In contrast, ALDE-affiliated MEP Renate Weber and S&D-affiliated member Daciana Sarbu were among the initiators of the resolution.

"We proposed a resolution to ban cyanide technologies, because it is our duty to take all measures to protect citizens from ecological disasters," MEP Sarbu stated.

If it is given a permit to operate, the Gold Mountain mine in the Romanian town of Rosia Montana will become Europe's largest open-cast gold mining project and would provide an impoverished community with much-needed jobs and economic growth.

By some estimates, Gold Mountain contains gold to the value of $22 billion.
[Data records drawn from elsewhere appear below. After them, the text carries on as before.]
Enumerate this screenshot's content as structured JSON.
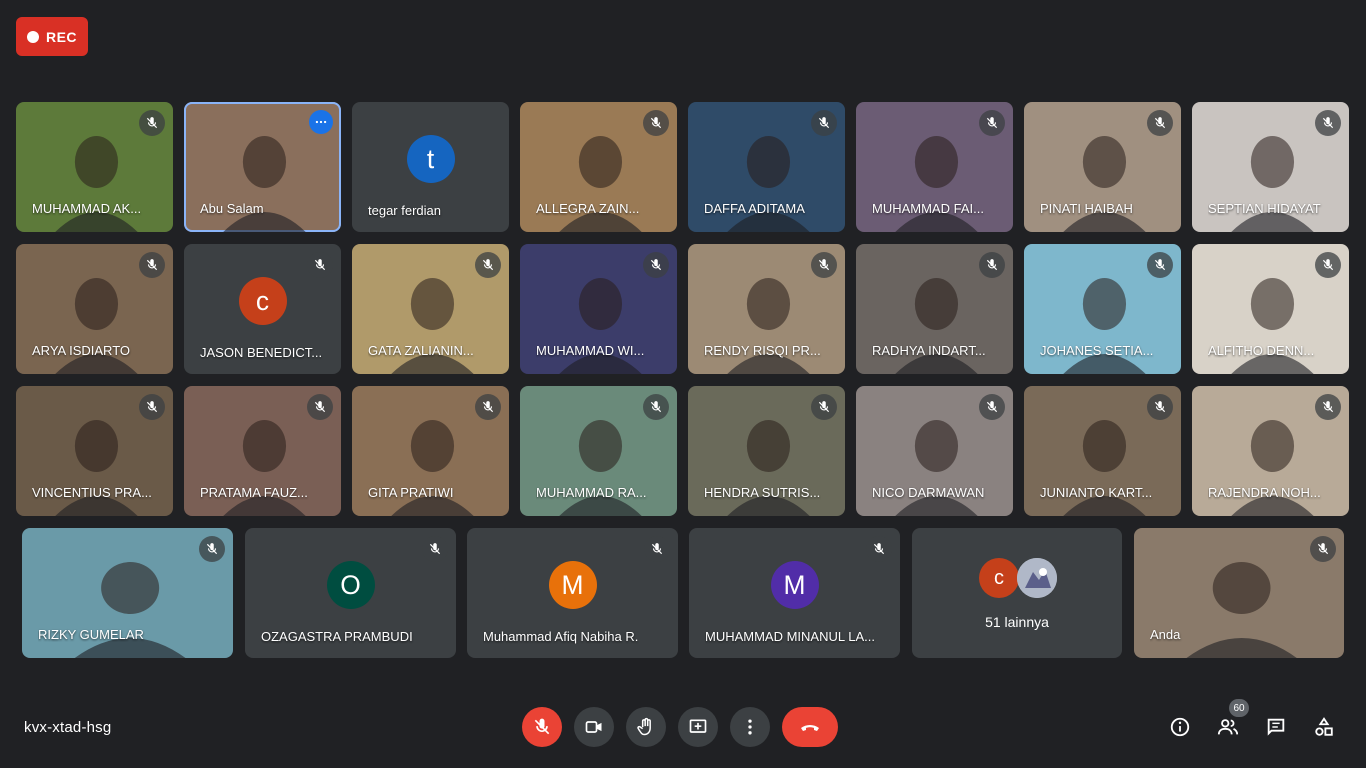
{
  "recording": {
    "label": "REC"
  },
  "meeting": {
    "code": "kvx-xtad-hsg"
  },
  "participants": [
    {
      "name": "MUHAMMAD AK...",
      "muted": true,
      "bg": "#5d7a3a"
    },
    {
      "name": "Abu Salam",
      "muted": false,
      "active": true,
      "bg": "#8a6f5c"
    },
    {
      "name": "tegar ferdian",
      "muted": false,
      "avatar_letter": "t",
      "avatar_color": "#1565c0"
    },
    {
      "name": "ALLEGRA ZAIN...",
      "muted": true,
      "bg": "#9a7a55"
    },
    {
      "name": "DAFFA ADITAMA",
      "muted": true,
      "bg": "#2f4b68"
    },
    {
      "name": "MUHAMMAD FAI...",
      "muted": true,
      "bg": "#6b5c74"
    },
    {
      "name": "PINATI HAIBAH",
      "muted": true,
      "bg": "#a09080"
    },
    {
      "name": "SEPTIAN HIDAYAT",
      "muted": true,
      "bg": "#c9c4c0"
    },
    {
      "name": "ARYA ISDIARTO",
      "muted": true,
      "bg": "#7a6550"
    },
    {
      "name": "JASON BENEDICT...",
      "muted": true,
      "avatar_letter": "c",
      "avatar_color": "#c5401a"
    },
    {
      "name": "GATA ZALIANIN...",
      "muted": true,
      "bg": "#b09a6a"
    },
    {
      "name": "MUHAMMAD WI...",
      "muted": true,
      "bg": "#3c3d6a"
    },
    {
      "name": "RENDY RISQI PR...",
      "muted": true,
      "bg": "#9c8a74"
    },
    {
      "name": "RADHYA INDART...",
      "muted": true,
      "bg": "#6a6460"
    },
    {
      "name": "JOHANES SETIA...",
      "muted": true,
      "bg": "#7eb7cc"
    },
    {
      "name": "ALFITHO DENN...",
      "muted": true,
      "bg": "#d8d2c8"
    },
    {
      "name": "VINCENTIUS PRA...",
      "muted": true,
      "bg": "#6a5a48"
    },
    {
      "name": "PRATAMA FAUZ...",
      "muted": true,
      "bg": "#7a5f55"
    },
    {
      "name": "GITA PRATIWI",
      "muted": true,
      "bg": "#8a6f55"
    },
    {
      "name": "MUHAMMAD RA...",
      "muted": true,
      "bg": "#6a8a7a"
    },
    {
      "name": "HENDRA SUTRIS...",
      "muted": true,
      "bg": "#6a6a5a"
    },
    {
      "name": "NICO DARMAWAN",
      "muted": true,
      "bg": "#8a8280"
    },
    {
      "name": "JUNIANTO KART...",
      "muted": true,
      "bg": "#7a6a58"
    },
    {
      "name": "RAJENDRA NOH...",
      "muted": true,
      "bg": "#b8aa98"
    },
    {
      "name": "RIZKY GUMELAR",
      "muted": true,
      "bg": "#6a9aa8"
    },
    {
      "name": "OZAGASTRA PRAMBUDI",
      "muted": true,
      "avatar_letter": "O",
      "avatar_color": "#004d40"
    },
    {
      "name": "Muhammad Afiq Nabiha R.",
      "muted": true,
      "avatar_letter": "M",
      "avatar_color": "#e8710a"
    },
    {
      "name": "MUHAMMAD MINANUL LA...",
      "muted": true,
      "avatar_letter": "M",
      "avatar_color": "#512da8"
    },
    {
      "name": "Anda",
      "muted": true,
      "bg": "#8a7a6a"
    }
  ],
  "others": {
    "label": "51 lainnya",
    "avatar_letter": "c",
    "avatar_color": "#c5401a"
  },
  "controls": {
    "mic": "mic-off-icon",
    "camera": "camera-icon",
    "raise_hand": "hand-icon",
    "present": "present-icon",
    "more": "more-vert-icon",
    "leave": "end-call-icon"
  },
  "right_controls": {
    "info": "info-icon",
    "people_count": "60",
    "chat": "chat-icon",
    "activities": "activities-icon"
  }
}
Gabriel Resources, a Canadian mining company, was granted the right to mine the Rosia Montana gold and the Romanian government was a large shareholder in the project.

The managing director of the mine condemned the proposal, saying it could put at risk "tens of thousands of jobs" and cause "untold damage" to Romanian mining communities.
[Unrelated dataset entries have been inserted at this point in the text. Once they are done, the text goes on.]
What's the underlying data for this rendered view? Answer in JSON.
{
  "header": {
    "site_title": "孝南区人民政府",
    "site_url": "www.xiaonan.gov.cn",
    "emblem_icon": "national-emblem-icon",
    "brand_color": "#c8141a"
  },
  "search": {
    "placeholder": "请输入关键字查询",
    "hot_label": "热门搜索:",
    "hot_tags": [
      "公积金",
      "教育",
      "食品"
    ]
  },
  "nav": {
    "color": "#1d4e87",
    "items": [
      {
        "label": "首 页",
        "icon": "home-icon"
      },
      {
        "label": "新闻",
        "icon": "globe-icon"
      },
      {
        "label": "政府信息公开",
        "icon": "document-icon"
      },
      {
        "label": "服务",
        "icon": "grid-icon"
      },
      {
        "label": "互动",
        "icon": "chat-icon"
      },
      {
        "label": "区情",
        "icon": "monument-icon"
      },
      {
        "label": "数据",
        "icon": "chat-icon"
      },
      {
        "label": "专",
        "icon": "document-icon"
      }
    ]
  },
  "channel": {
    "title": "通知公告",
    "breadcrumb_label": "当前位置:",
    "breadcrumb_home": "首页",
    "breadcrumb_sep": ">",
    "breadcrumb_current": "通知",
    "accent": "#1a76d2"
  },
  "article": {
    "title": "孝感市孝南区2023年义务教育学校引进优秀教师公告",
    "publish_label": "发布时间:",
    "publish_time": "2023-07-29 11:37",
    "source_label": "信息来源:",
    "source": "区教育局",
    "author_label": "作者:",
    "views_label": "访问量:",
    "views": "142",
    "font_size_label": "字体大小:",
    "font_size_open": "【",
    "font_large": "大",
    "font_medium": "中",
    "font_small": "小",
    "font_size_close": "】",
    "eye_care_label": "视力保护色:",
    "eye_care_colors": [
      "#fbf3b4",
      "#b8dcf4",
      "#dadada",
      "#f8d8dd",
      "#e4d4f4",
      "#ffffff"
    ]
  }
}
Romanian revisions blocked

In a desperate bid to salvage these business hopes, a group of Romanian MEPs tabled an amendment calling for an EU-wide "assessment" before any ban is considered.

As the vote approached, a flurry of emails was sent by both Hungarian and Romanian MEPs to state their case.
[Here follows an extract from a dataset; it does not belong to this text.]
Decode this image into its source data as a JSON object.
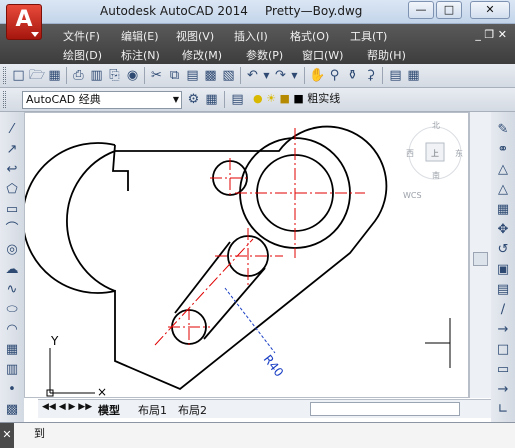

Romanian MEP Elena B?sescu pleaded with MEPs to support the Romanian amendment, as without it, the proposal would "de facto close down all gold mines in Europe and make the EU completely dependent on imports from countries which will not impose a ban".

In one of a series of responding mails, Hungarian MEP János Áder attacked the Romanian amendment, arguing that it "aims to destroy the valuable consensus agreed by all groups".

Hungary was one of the staunchest supporters of the ban, as the Romanian Baia Mare disaster in 2000 (see 'Background') had a severe ecological impact on Hungarian territory.

(With additional reporting from EURACTIV Romania.)

Romanian centre-right MEP Cristian Preda told EURACTIV that "a general prohibition of cyanide technologies in mining should have been adopted only after having undertaken a thorough study not only on the implementation of the existing European legislation, but also of the scientific data that would support such a ban".

He added that "as adopted, the resolution does not take sufficiently into account the environmental and social consequences of such a ban for the local communities. And I am thinking here particularly to the current gold mining project existing in Rosia Montana, a region of Romania already heavily affected by poverty, unemployment and environmental degradation".
Finally, he added that "an elusive call for the Commission to set up reconversion plans is simply not enough. For the representatives of the local community, this mining project is the only viable alternative for ensuring the sustainable development of their region. I think they deserve a chance for a better life and that the precautionary principle, correctly understood, cannot mean condemning them to underdevelopment."
 

The use of cyanide mining technology, particularly in the gold mining industry, is viewed by most environmentalists as a serious ecological threat.

In January 2000 the Baia Mare cyanide spill in Romania was dubbed "the worst disaster since Chernobyl" by some groups.

The Baia Mare project in northwest Romania was run by Esmeralda, an Australian company and Remin, a Romanian one. 100,000 cubic metres of liquid and suspended waste containing about 50 to 100 tonnes of cyanide-contaminated spill leaked into the rivers Sasar, Lapus, Somes, Tisza and Danube before reaching the Black Sea about four weeks later. Some 2,000 kilometres of the Danube's water catchment area were affected by the spill.

The European Parliament's decision could have repercussions in other EU countries where companies using cyanide technologies to extract gold have been active.

In Bulgaria, Canadian company Dundee Precious Metals is implementing cyanide gold projects in Chelopech, near Plovdiv, and Ada Tepe, near Krumovgrad.